Entre tanto vino el silencio. Hubo un principio: «Al principio fue el Verbo. Después vino la ventana mágica (el mirador) a través de la cual veíamos las procesiones. El Joaquín y yo hablábamos por las noches, cuando dormíamos en casa de la abuela para ver el desfile, de el Lute y de otros así. “Pero un buen ladrón a la derecha de Jesús”, le decía yo. “Sí, pero también estaban Barrabás y el otro malo —rezongaba Joaquín—. Y ésos habían matado a mucha gente”. “¡Y van a venir a por ti esta noche como no te calles!”, le espetaba yo intentando quitarme el miedo.

Habíamos visto aquella noche la procesión del Silencio desde el mirador de la casa de la abuela:

Se han apagado todas las luces. Un viento susurrante y frío se apodera del ambiente. Hace que las nubes discurran rápidamente sobre la Luna llena. El sonido de los tambores se apodera y retumba en las calles estrechas. ¿No oyes las pisadas? Resbalan sobre el frío y húmedo suelo del relente. Son como los azotes que le van dando…El fervoroso resplandor de las túnicas oscuras. El lívido temblor al unísono de los cientos o miles de lucecitas. El golpe seco de los hachotes sobre los que aquéllas cabalgan en la noche tenebrosa de la muerte, signo de amor a los hombres (qué paradoja). Apenas se iluminan los rostros de los capirotes cubiertos por el capuz. Ese viento gélido y húmedo aplasta esas máscaras devotas, haciendo tan sólo intuir bajo ellas rasgos humanos. El incesante tintineo de los cristales y ornato de los tronos, como leves, levísimas cadenas que se arrastrasen…

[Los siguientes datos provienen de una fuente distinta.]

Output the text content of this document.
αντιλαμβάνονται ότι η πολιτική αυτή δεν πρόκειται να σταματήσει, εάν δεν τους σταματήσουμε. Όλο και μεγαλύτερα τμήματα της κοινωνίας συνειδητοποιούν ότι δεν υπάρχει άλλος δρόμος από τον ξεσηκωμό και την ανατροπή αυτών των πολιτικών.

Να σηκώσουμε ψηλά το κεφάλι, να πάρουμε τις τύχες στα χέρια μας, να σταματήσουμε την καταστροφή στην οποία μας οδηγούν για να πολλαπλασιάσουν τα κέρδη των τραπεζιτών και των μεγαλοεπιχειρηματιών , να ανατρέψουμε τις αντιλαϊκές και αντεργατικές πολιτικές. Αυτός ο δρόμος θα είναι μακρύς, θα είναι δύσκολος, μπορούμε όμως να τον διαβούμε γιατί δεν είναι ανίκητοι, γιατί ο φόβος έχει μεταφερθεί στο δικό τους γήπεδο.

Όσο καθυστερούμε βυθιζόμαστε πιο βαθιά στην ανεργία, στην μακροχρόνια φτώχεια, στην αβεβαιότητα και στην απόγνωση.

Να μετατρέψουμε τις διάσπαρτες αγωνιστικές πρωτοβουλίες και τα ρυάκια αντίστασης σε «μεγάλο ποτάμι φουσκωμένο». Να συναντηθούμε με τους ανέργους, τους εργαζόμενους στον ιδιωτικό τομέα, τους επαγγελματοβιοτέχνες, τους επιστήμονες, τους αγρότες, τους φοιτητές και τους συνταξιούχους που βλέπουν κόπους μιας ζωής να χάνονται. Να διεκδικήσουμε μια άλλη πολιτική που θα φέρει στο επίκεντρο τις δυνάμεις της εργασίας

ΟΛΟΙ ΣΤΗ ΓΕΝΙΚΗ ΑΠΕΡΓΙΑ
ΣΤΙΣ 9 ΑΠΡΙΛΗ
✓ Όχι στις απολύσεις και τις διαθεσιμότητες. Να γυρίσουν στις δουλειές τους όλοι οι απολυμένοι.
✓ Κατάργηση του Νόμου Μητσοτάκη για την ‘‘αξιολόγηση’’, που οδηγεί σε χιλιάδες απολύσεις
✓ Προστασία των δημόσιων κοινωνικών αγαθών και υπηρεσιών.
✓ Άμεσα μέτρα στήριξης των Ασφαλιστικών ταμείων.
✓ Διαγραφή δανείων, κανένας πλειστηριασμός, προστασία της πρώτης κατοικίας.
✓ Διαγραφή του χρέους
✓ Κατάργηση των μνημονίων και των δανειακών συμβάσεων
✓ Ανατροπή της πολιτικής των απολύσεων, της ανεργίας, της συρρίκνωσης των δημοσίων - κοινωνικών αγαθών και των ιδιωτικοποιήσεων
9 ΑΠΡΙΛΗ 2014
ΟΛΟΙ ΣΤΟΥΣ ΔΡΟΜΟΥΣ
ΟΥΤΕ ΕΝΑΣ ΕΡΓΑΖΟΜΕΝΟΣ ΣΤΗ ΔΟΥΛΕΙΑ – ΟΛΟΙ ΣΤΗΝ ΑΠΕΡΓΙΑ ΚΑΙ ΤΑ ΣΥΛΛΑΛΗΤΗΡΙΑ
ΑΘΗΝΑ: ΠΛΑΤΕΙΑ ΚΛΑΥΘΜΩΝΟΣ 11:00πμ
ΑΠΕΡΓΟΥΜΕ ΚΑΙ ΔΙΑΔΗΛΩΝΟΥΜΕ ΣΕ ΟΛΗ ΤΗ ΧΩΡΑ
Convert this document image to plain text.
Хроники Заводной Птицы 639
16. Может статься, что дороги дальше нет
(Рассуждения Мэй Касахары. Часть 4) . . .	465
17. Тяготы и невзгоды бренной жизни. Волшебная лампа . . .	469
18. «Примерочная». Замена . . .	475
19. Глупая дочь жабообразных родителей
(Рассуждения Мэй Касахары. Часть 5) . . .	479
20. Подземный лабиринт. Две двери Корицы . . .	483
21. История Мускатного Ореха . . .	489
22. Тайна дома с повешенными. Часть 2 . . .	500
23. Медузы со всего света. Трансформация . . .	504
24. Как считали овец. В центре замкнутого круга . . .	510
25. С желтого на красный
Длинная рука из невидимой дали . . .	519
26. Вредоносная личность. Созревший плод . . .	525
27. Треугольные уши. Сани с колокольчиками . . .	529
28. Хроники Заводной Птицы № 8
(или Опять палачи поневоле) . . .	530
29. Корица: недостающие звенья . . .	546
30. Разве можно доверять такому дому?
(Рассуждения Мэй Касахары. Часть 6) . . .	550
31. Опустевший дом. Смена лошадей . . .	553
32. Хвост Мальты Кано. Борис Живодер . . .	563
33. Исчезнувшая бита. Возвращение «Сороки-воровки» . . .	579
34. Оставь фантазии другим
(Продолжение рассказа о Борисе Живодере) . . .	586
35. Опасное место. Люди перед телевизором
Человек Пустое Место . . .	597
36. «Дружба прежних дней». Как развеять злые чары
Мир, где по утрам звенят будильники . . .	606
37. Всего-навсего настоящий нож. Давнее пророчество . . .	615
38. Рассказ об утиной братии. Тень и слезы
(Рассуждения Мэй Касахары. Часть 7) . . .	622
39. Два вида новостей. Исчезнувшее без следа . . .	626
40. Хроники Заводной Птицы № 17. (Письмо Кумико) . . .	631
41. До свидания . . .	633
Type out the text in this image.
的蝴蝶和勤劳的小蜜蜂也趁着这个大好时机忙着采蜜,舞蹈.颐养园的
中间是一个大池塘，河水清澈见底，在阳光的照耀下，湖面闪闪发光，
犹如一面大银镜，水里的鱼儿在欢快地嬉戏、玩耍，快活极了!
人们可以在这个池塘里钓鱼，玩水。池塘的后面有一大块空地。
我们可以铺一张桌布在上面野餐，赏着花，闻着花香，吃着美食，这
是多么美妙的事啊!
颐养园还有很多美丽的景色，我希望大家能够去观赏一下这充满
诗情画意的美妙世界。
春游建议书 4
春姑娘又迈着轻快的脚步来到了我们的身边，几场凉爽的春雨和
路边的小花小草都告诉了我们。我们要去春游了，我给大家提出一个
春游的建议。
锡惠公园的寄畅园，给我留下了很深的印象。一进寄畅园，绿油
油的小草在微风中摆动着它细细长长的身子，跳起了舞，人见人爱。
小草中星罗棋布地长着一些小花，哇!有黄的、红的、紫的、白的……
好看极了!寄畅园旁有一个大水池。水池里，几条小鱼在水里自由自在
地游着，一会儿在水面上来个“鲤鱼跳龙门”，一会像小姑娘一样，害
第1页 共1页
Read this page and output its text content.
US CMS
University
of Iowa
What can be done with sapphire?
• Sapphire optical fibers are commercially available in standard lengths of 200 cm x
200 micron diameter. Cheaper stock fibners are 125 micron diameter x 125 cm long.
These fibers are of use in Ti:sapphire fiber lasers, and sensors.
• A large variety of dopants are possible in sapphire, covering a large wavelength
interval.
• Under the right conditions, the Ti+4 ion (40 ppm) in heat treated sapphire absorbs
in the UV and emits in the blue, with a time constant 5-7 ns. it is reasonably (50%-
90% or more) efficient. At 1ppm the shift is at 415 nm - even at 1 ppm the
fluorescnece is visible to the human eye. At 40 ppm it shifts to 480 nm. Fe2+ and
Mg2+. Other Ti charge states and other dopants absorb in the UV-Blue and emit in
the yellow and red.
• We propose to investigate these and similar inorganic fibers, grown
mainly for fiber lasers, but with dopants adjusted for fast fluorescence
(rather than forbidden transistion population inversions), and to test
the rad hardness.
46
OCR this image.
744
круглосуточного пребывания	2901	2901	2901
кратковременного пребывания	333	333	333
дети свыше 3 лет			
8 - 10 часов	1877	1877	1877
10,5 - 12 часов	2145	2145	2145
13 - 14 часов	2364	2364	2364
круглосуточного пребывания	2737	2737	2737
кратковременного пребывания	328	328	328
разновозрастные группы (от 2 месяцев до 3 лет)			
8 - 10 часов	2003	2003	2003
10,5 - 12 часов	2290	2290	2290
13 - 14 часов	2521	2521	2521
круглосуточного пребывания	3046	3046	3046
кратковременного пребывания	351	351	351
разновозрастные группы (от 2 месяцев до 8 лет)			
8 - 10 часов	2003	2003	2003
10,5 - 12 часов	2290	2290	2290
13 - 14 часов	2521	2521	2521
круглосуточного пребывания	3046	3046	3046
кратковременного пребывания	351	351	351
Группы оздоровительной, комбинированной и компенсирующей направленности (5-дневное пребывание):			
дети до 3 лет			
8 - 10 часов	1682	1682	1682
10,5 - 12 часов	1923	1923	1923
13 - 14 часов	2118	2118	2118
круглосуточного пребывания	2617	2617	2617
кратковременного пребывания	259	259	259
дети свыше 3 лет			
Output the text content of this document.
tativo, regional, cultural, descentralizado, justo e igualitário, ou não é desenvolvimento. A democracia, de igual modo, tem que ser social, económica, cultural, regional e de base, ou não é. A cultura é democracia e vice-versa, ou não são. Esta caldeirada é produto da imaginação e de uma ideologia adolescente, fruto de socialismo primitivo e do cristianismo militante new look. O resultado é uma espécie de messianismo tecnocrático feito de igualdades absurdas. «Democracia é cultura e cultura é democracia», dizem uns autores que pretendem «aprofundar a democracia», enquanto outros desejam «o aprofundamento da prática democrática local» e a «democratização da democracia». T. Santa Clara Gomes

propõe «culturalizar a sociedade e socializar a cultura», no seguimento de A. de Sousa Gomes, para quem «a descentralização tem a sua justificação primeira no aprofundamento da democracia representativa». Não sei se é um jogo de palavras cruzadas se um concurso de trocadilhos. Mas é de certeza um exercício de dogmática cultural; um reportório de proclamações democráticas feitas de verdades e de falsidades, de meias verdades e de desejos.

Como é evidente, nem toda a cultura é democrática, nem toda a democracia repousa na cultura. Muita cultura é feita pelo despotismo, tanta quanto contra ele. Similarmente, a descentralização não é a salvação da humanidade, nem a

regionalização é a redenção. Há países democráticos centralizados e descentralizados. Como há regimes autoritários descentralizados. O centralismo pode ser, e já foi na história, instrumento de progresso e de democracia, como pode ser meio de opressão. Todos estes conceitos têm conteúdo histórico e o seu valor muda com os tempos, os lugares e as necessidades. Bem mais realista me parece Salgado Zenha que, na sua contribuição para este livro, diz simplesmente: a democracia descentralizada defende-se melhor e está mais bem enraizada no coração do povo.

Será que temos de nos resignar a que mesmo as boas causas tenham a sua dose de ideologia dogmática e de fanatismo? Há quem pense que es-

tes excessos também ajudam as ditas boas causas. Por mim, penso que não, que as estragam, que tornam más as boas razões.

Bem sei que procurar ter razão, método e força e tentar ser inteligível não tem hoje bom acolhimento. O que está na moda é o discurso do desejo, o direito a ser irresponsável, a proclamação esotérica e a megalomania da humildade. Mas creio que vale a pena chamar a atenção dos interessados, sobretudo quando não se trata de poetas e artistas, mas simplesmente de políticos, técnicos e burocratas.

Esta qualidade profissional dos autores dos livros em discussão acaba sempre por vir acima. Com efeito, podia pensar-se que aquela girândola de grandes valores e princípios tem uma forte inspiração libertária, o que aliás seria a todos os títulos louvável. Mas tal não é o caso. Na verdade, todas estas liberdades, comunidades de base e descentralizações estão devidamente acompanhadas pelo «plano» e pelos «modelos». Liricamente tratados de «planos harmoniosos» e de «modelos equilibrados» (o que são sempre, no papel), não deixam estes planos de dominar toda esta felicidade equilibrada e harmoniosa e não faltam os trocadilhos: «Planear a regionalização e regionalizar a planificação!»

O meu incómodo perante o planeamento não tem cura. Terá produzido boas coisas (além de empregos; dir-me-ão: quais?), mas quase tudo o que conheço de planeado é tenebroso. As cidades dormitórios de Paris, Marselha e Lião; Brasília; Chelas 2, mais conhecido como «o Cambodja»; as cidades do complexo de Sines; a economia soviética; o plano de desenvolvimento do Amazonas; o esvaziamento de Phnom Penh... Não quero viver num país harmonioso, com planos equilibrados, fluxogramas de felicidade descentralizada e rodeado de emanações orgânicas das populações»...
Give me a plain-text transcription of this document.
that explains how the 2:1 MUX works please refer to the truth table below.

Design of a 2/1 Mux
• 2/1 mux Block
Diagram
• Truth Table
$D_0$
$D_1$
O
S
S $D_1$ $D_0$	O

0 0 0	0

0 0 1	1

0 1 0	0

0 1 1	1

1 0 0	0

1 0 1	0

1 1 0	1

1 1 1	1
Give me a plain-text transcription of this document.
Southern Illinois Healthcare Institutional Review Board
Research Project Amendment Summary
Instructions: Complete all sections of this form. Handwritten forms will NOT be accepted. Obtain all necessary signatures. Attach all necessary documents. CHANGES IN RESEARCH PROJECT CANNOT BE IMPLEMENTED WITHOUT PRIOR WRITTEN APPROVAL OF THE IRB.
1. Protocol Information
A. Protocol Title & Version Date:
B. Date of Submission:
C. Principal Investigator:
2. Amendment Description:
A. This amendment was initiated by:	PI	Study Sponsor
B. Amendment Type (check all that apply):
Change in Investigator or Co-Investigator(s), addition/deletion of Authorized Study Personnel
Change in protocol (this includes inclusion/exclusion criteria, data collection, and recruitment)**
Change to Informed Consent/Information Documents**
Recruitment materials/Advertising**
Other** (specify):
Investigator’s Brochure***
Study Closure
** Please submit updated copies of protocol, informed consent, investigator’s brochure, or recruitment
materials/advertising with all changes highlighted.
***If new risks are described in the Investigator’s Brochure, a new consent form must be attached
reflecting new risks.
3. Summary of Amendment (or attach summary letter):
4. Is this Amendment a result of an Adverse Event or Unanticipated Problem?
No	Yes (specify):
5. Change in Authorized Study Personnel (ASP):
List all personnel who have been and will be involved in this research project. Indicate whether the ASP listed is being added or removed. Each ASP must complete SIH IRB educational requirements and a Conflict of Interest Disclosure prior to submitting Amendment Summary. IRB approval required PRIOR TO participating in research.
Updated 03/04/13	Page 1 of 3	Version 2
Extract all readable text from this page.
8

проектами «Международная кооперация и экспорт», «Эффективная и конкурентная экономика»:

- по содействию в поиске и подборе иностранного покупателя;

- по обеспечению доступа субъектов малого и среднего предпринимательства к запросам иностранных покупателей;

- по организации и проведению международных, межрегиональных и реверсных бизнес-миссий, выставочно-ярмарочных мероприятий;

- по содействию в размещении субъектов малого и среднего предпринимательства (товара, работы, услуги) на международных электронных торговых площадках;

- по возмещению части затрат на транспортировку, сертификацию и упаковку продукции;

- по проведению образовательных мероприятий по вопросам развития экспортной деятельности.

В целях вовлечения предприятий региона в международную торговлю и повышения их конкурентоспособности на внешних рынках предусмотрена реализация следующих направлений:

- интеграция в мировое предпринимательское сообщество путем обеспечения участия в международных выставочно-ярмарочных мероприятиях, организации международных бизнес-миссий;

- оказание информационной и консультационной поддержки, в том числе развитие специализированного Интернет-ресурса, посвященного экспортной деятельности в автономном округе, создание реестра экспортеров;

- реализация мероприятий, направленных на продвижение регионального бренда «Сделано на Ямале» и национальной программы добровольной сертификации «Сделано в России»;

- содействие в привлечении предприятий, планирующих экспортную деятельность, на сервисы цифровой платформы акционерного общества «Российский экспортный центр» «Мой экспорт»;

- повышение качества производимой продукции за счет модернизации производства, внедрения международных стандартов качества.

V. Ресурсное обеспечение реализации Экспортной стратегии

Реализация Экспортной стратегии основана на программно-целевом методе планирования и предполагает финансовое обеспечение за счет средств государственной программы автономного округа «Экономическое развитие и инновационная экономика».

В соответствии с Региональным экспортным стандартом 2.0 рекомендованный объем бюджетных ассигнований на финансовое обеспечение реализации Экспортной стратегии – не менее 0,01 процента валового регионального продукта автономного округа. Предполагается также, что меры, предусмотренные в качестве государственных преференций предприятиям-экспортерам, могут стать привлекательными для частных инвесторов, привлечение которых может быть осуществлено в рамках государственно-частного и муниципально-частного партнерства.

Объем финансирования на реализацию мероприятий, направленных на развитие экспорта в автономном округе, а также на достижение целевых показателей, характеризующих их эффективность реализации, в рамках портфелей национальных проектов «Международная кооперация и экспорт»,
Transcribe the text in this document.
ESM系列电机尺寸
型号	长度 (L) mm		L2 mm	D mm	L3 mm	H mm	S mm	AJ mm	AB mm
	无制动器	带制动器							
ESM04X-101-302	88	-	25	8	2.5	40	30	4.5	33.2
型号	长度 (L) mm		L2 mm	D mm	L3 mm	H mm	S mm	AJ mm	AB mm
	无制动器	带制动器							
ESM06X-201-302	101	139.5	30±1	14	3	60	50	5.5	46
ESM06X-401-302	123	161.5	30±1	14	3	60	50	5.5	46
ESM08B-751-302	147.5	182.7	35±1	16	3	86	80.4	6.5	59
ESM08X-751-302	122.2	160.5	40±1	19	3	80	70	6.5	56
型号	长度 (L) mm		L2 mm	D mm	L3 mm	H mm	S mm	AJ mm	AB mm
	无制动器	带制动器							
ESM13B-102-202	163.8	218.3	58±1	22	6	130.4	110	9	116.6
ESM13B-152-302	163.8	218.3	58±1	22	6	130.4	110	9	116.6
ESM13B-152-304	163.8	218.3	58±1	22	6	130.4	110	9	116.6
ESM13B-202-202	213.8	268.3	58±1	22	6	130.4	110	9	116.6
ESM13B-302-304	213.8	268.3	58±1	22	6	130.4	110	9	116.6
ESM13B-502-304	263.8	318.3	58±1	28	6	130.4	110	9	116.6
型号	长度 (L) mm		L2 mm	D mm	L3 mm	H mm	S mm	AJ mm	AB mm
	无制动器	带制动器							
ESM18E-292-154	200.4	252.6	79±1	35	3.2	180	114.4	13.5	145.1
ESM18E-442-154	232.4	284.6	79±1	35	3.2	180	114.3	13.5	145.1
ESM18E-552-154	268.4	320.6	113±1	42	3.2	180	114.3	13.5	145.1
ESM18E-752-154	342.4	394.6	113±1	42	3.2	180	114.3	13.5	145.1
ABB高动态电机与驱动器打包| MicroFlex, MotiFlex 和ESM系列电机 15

Me habían entrado ganas de orinar, pero me daba mucho miedo cruzar el pasillo. Serían como las cinco o poco más de la mañana. Joaquín dormía soñando con el buen y el mal ladrón. Me decidí. Cabalgué sobre el claqueteo de las losas. Eran como el castañeo de mis dientes. Por el Mirador pasaba una procesión. Era la llamada del Encuentro. Yo —que vivía desde hacía tiempo lejos de Cartagena—, no lo sabía. Volví sobre mis pasos volando, literalmente. Me metí en la cama con Joaquín tapándome hasta las orejas. Él ni se enteró. Ambos lo supimos cuando, años después, nos dieron permiso para verla y pasar casi toda la noche por ahí…Y yo juraría que el abuelo se reía socarronamente de mí —como solía hacer—, desde el retrato con su uniforme de gala de cuando vivía que colgaba de la pared también torcida de la casa de la abuela.